Stormy Daniels’ Lawyer Hit With $10M Judgement For Old Firm’s Bankruptcy Case


Adult film star Stormy Daniels’ lawyer, Michael Avenatti, will have to pay a former colleague $10 million, a federal bankruptcy court judge in California ruled Tuesday.

According to Bloomberg, the judge, sitting in Santa Anna, California, granted a motion for judgment against Avenatti’s old law firm, Egan Avenatti LLP, which had been in Chapter 11 bankruptcy proceedings.

The former class action firm started in 2007 and recently won a $454 million verdict last year against Kimberly-Clark Corp. and it’s subsidiary Halyard Health Inc. for unsafe surgical gowns, Bloomberg’s story said.

A judge eventually reduced the verdict to just around $25 million, according to Bloomberg.

As part of the proceedings, Jason Frank, a former colleague and creditor, and Avenatti reached a settlement for $4.9 million in December that was to end the case.

According to the article, Frank claimed he was owed millions in profits and fees from the firm and that Avenatti never made good on making the first $2 million payment of the December settlement by May 14, allowing Frank to make the motion for the $10 million default judgment.

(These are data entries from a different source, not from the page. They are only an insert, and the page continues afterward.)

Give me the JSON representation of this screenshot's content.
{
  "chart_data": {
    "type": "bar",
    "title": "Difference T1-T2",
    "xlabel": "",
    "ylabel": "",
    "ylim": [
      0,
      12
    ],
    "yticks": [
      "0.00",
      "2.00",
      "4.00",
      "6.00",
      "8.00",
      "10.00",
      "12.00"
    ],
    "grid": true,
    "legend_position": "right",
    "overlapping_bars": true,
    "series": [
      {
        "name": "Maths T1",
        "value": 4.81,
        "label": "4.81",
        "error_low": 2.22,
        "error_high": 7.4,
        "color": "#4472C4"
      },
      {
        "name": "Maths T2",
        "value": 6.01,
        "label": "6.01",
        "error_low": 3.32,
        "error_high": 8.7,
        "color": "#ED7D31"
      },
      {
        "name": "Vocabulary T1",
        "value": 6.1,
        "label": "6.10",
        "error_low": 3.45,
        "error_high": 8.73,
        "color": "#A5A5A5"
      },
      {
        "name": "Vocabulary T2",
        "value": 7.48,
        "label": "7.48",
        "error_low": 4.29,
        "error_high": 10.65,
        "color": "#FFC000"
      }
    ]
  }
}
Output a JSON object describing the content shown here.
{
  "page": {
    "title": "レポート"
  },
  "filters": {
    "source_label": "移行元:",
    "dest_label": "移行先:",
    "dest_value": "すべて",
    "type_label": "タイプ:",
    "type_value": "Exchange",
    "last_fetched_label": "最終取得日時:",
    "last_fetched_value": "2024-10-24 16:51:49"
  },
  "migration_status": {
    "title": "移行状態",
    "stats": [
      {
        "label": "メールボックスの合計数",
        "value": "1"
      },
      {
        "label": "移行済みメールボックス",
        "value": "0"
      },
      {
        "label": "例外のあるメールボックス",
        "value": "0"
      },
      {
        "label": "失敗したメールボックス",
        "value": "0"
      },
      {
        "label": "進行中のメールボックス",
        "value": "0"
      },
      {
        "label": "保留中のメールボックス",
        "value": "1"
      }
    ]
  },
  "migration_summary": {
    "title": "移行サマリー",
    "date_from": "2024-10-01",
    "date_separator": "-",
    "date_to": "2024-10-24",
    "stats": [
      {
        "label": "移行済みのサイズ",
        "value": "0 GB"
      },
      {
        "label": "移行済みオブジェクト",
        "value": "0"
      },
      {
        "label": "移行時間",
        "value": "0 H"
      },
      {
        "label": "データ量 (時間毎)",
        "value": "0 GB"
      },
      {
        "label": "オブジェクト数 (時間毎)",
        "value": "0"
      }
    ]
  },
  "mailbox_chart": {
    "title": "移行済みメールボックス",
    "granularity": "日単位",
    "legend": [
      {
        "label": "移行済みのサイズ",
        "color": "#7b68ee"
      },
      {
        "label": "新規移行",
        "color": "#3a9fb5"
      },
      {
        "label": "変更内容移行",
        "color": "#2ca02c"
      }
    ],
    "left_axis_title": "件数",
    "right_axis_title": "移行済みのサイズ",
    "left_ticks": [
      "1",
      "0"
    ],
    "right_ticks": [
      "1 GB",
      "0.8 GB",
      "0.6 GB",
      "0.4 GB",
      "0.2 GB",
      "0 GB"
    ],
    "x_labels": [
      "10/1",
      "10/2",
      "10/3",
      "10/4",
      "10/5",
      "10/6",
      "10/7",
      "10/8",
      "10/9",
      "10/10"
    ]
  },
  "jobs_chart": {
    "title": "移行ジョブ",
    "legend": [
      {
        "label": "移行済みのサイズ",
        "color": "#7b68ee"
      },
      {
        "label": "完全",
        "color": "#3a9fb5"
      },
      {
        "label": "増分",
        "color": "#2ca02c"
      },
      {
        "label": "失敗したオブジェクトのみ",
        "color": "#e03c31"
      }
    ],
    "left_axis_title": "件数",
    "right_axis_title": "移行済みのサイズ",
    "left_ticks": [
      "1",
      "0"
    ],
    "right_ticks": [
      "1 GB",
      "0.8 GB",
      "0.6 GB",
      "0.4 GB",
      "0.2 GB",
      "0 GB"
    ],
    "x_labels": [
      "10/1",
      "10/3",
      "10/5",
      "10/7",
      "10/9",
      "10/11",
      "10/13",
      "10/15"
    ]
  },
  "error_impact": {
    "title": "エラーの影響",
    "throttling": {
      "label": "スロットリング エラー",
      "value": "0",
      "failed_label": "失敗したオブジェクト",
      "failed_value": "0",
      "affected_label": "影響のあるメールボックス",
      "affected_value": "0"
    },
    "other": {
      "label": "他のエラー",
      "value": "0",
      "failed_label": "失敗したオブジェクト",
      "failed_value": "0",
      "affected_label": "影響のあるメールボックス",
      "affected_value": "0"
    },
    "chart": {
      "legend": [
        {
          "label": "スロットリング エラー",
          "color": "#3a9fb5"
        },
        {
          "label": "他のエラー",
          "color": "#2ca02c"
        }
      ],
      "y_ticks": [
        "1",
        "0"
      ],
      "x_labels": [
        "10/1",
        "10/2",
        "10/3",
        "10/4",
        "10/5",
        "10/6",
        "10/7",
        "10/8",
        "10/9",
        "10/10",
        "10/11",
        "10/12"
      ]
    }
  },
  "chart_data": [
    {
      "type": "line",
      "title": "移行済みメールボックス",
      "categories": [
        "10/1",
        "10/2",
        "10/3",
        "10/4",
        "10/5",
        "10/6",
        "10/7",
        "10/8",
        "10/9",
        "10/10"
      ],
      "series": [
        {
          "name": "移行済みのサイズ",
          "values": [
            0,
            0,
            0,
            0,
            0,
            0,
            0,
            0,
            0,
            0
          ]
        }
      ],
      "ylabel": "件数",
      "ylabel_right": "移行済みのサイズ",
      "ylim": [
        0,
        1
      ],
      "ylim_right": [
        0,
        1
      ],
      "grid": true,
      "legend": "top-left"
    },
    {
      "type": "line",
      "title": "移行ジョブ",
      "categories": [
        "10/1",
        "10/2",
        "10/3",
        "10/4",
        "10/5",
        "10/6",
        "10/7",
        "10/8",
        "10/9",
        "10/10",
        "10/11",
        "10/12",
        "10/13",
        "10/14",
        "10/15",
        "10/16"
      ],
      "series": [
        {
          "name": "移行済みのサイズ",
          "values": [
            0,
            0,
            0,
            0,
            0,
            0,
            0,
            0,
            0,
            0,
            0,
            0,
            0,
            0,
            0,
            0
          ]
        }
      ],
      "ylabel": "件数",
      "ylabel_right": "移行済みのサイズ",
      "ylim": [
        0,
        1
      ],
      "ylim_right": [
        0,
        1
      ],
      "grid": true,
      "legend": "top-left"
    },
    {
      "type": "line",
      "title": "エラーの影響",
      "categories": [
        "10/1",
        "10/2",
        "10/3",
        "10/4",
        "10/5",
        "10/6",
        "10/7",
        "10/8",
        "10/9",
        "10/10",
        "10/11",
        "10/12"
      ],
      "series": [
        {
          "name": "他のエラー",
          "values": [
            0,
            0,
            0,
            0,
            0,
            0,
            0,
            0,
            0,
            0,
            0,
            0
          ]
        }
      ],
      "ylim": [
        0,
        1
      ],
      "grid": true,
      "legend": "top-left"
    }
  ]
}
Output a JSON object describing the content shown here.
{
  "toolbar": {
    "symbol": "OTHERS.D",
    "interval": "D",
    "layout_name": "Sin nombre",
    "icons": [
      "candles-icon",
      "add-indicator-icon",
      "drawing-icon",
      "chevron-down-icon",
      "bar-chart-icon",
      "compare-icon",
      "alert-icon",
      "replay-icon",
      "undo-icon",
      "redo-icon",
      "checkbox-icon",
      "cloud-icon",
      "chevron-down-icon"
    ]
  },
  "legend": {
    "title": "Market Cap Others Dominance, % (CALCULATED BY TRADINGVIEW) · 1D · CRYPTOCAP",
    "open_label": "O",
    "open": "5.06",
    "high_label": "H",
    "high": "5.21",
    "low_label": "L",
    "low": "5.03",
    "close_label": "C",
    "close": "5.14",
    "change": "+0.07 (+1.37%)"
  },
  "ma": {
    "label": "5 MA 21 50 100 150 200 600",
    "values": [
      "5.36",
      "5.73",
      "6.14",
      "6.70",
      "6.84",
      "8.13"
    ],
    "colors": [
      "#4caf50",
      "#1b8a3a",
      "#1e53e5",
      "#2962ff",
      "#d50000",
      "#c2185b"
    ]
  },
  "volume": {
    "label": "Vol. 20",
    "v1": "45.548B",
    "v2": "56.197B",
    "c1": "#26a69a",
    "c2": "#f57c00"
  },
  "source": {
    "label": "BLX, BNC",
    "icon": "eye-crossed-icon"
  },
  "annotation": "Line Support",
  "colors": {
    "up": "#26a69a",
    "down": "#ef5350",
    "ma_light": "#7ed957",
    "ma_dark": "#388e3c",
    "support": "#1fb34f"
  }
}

Avenatti, who has been thrust into the public eye in the last several months for representing adult film star Stephanie Clifford, also known as Stormy Daniels, and her claim that she slept with President Donald Trump back in 2006, a decade before the real estate tycoon won the presidency, according to a timeline of the story in Glamour magazine.

One of President Trump’s personal attorneys, Michael Cohen, reportedly paid Clifford $130,000 in 2016 to keep her quiet about the alleged affair, according to Bloomberg.

Federal officers raided Cohen’s Manhattan office and seized boxes of documents in April, according to CNN.

According to CNN, Cohen’s business practices have been under federal investigation and that investigation led to a judge signing off on the raid.

Avenatti, the Bloomberg article said, is trying to join a lawsuit to get access to those documents that could show where exactly the $130,000 to pay Clifford came from.

If the money came from the campaign, Trump could face Federal Election Commission violations, according to published reports.

Since closing his old firm, Avenatti is now running Avenatti & Associates APC out of Newport Beach, California, Bloomberg reports.

He cannot appeal Tuesday’s $10 million default judgment, the Bloomberg article said.

Avenatti dismissed the latest ruling against him in bankruptcy court, calling it “completely irrelevant” to Clifford’s current suit with Trump and the involvement with the Cohen investigation, Bloomberg reported.

“[It] has nothing to do with the case,” Avenatti said in the Bloomberg article. “Who cares?”